Although the subject matter has been described in language specific to structural features and/or methodological acts, it is to be understood that the subject matter defined in the appended claims is not necessarily limited to the specific features or acts described above. Rather, the specific features and acts described above are example forms of implementing the claims.

Claims

1. A text-to-pictorial generation method, characterized in that the text-to-pictorial generation method comprises:

2. The text-to-pictorial generation method of claim 1 wherein the generating the text-to-text pictorial corresponding to the target text by passing randomly sampled noise through a learned denoising process using a trained diffusion model according to the text encoding comprises:

mapping the text code to an image code using a trained diffusion model;

3. The text-to-illustration generation method of claim 2, wherein the mapping the text encoding to a representation space by an encoder of the pre-trained neural network model comprises:

calculating cosine similarity of each coded text-image pair;

4. The text insert generation method according to claim 2, further comprising:

5. The text-to-pictorial generation method of claim 1 wherein the obtaining the entered alert word, according to the entered text and the alert word, performs semantic extraction on the entered text through a trained large language model, the obtaining a target text comprising:

and predicting the next word circularly until a target text meeting the conditions in the prompt word is generated.
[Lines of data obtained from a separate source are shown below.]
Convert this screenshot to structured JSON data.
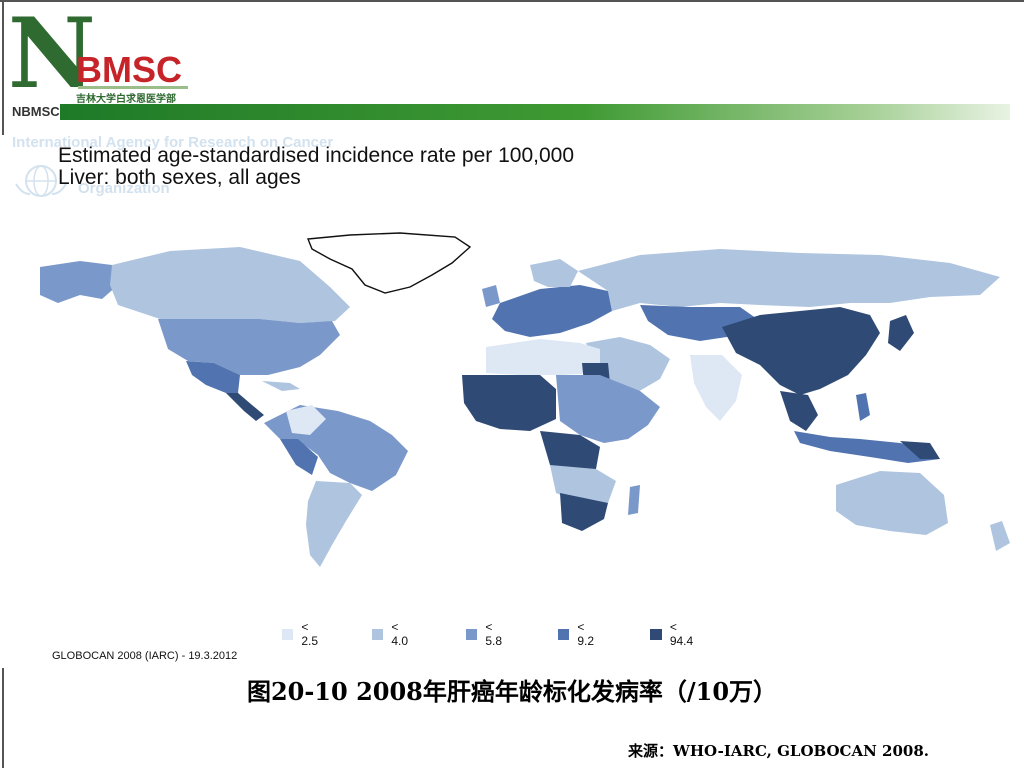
{
  "logo": {
    "letter": "N",
    "name": "BMSC",
    "subtitle": "吉林大学白求恩医学部",
    "short": "NBMSC"
  },
  "map": {
    "watermark_line1": "International Agency for Research on Cancer",
    "watermark_line2": "Organization",
    "title_line1": "Estimated age-standardised incidence rate per 100,000",
    "title_line2": "Liver: both sexes, all ages",
    "source_note": "GLOBOCAN 2008 (IARC) - 19.3.2012",
    "legend": [
      {
        "label": "< 2.5",
        "color": "#dde8f4"
      },
      {
        "label": "< 4.0",
        "color": "#aec4df"
      },
      {
        "label": "< 5.8",
        "color": "#7a98c9"
      },
      {
        "label": "< 9.2",
        "color": "#5174b0"
      },
      {
        "label": "< 94.4",
        "color": "#2f4a75"
      }
    ]
  },
  "caption": "图20-10  2008年肝癌年龄标化发病率（/10万）",
  "source": "来源：WHO-IARC, GLOBOCAN 2008."
}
6. The text-to-pictorial method of claim 5 wherein the obtaining the entered alert word, predicting a first word from the entered text and the alert word via a trained large language model, and adding the first word to a pre-set generated text includes:

7. The text-to-pictorial-generation method of claim 1, wherein the receiving a text-to-pictorial-generation request, based on the text-to-pictorial-generation request, further comprises, prior to obtaining the input text:

pushing a text input menu;

and analyzing the text document to obtain an input text.

8. A text-to-pictorial generation apparatus, comprising:

the input text acquisition module is used for receiving a text illustration generation request and acquiring an input text according to the text illustration generation request;

the target text acquisition module is used for acquiring an input prompt word, carrying out semantic extraction on the input text through a trained large language model according to the input text and the prompt word to obtain a target text, wherein the prompt word is a condition met by generating the target text;

the text code acquisition module is used for coding the target text through an encoder of the pre-training neural network model to obtain a text code;

and the text illustration generating module is used for generating the text illustration corresponding to the target text by transmitting randomly sampled noise through a learned denoising process by using a trained diffusion model according to the text coding.

9. A text-to-pictorial generation device, the text-to-pictorial generation device comprising: a memory and at least one processor, the memory having instructions stored therein, the memory and the at least one processor being interconnected by a line;

the at least one processor invokes the instructions in the memory to cause the text-to-illustration generating device to perform the text-to-illustration generating method of any of claims 1-7.

10. A computer readable storage medium having a computer program stored thereon, which when executed by a processor implements the text-map generation method according to any of claims 1-7.